Photo courtesy of the artist
Bridging cultures and mediums with Jarana Beat and Prelude to a Memory
One of Philly’s hidden gems, the Wagner Free Institute of Science is a place out of time. Celebrating the 150th anniversary of the opening of its building and museum, the Institute has remained essentially unchanged since the late 19th century, offering visitors a glimpse of the Victorian era approach to the study of the natural sciences.
The feeling of the past coexisting with the present appealed to Brooklyn-based artists Angel Nevarez and Valerie Tevere. The pair were fascinated by Chris Marker’s influential 1962 film La Jetée, with its storyline about time travel and fate (which also inspired Terry Gilliam’s 12 Monkeys) unfolding in a series of (mostly) still black and white images. At one point during his travels, the protagonist finds himself in a “museum filled with ageless animals” much like the Wagner.
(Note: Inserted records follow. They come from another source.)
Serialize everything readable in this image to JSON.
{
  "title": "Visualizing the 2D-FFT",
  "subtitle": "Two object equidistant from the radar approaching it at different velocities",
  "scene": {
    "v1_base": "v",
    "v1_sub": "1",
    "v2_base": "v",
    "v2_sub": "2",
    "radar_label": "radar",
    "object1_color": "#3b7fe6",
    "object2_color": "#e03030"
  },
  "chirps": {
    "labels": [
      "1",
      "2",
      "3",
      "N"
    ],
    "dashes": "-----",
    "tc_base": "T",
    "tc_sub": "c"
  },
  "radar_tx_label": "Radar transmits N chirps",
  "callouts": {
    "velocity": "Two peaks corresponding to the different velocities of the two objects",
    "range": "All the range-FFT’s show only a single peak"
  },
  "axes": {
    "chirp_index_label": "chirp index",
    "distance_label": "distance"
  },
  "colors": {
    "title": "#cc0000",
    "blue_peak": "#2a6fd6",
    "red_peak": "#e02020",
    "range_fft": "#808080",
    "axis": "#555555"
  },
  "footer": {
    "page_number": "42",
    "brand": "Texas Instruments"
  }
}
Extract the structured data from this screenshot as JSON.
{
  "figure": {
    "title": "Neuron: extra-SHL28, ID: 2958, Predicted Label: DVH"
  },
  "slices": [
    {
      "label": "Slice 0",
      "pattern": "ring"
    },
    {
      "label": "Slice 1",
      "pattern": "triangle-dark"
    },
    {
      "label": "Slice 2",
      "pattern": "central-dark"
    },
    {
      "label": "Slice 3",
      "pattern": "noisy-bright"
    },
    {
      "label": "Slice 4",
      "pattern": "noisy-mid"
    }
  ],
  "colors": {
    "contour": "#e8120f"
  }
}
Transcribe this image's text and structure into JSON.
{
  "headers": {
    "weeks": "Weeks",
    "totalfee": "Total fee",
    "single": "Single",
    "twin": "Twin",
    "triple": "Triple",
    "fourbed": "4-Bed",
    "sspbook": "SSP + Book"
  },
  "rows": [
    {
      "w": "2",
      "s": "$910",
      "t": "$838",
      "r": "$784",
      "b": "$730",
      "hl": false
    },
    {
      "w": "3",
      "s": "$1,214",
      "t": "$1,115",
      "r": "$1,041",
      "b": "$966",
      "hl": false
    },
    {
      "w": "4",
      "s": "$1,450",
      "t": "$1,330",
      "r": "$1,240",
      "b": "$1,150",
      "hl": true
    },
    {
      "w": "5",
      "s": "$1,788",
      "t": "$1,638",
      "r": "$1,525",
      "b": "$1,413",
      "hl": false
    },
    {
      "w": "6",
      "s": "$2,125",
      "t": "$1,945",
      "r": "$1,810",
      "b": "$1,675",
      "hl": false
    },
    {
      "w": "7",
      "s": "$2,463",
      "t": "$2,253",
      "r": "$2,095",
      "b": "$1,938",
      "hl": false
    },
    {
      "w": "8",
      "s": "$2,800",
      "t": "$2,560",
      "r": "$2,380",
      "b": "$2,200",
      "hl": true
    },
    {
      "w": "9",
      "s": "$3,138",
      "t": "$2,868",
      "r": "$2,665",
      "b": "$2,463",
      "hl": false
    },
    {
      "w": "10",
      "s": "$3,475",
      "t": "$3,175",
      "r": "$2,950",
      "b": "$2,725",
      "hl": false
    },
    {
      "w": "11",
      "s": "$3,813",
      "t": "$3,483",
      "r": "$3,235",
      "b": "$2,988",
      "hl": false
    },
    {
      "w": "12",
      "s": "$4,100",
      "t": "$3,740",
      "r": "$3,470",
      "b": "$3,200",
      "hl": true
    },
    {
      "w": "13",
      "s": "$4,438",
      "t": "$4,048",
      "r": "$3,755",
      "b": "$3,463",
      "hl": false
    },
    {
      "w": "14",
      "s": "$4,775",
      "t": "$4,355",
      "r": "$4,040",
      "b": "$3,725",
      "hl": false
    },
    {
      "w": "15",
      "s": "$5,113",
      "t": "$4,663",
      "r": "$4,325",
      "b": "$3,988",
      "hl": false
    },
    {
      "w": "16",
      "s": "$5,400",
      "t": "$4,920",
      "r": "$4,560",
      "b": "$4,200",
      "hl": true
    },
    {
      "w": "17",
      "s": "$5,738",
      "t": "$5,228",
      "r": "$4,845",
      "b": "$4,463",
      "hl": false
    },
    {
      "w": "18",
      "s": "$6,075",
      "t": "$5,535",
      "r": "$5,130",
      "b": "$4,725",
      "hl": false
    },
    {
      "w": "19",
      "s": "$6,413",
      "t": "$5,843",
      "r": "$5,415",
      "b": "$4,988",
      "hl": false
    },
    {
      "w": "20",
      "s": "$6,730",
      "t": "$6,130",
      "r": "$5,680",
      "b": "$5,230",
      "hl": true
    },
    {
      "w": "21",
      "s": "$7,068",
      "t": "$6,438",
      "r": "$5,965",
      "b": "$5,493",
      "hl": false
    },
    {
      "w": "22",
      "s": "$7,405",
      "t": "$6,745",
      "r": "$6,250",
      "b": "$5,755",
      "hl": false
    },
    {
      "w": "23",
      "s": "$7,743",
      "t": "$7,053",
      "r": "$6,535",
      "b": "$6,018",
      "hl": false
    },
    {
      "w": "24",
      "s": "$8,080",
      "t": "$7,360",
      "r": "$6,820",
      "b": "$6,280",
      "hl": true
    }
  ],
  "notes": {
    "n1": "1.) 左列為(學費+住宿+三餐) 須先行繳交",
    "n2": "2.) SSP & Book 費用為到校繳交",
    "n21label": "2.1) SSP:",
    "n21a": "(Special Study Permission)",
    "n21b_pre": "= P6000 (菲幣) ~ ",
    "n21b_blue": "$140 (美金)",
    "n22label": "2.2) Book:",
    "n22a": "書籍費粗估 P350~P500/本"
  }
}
That’s only one of myriad echoes that Nevarez and Tevere have in mind for Memory of a Time Twice Lived, the film that will eventually result from several years of visiting and shooting in Philadelphia. One component of that film will take place on Wednesday night at the Wagner as Prelude to a Memory, a live performance by the Mexican-American band Jarana Beat, which fuses folkloric Mexican music with more modern influences. The footage that the artists film on Wednesday will be incorporated into the film, which will then be premiered at the Wagner and become part of an exhibition of the duo’s work at the ICA next year.
On Wednesday, Jarana Beat will reinterpret Victorian-era songs that were originally performed at musical salons in the Wagner’s lecture hall. “Part of our research at the Wagner was searching through their archives and looking at some of the early ephemera,” explains Tevere. “We came across a couple of programs from musical performances in the mid-to-late 19th century. A lot of our practice is looking at music and thinking about its transformative potential, so we wondered what might happen if we took these Victorian-era pieces and transformed them in a Mexican traditional style.”
In the past, the artists’ work has included a Mariachi band covering Joy Division’s “Transmission” in Guadalajara, Mexico; transmitting Siouxsie and the Banshees lyrics via Morse code; having three different bands in Austin, Texas, performing the same original song on the steps of City Hall; or setting up a karaoke singalong of protest songs on a literal soapbox. The focus of Memory of a Time Twice Lived is on the history of the accordion as a migratory instrument, originating in Germany (as did the family of the Institute’s founder, William Wagner) and becoming the focus of Norteño and Tex-Mex bands in Mexico and the southwestern United States. That research led them to the accordion-producing town of Castelfidardo, Italy, whose ornate instruments have become an important visual element of those bands.
“This ultimately led us to ideas around immigration, specifically Mexican immigration into Philadelphia,” says Nevarez. “We thought this could be an interesting way to tie the past in with the present and think about ideas around history and memory. The link between the accordion and German immigration is the concept of polka music, which a comes out of Europe, expands throughout the world, comes to the Americas, and then is transformed into Tex-Mex or Norteño music by fusing itself with other identities, specifically Mexican or Latin American identities.”
Nevarez and Tevere enlisted the New York-based Jarana Beat to interpret the Victorian songs they’d seen on the programs in the Wagner’s archives through the lens of their own traditional Mexican, Afro- and Amer-Indian influences, giving them free rein. That, along with the presence of a public audience for the shoot, is attractive to the pair, who incorporate John Cage’s theories of chance into their work.
“It will be interesting to see how Jarana Beat is able to transform this music,” Nevarez says. “The rest of the audience will be as surprised as us. And when you set up something in a public space, you never know who’s going to come in and out of the frame. You have to give up control and see what happens by chance. This is where our Cageian interests come in, giving up your artistic work to see what can happen and how things shift.”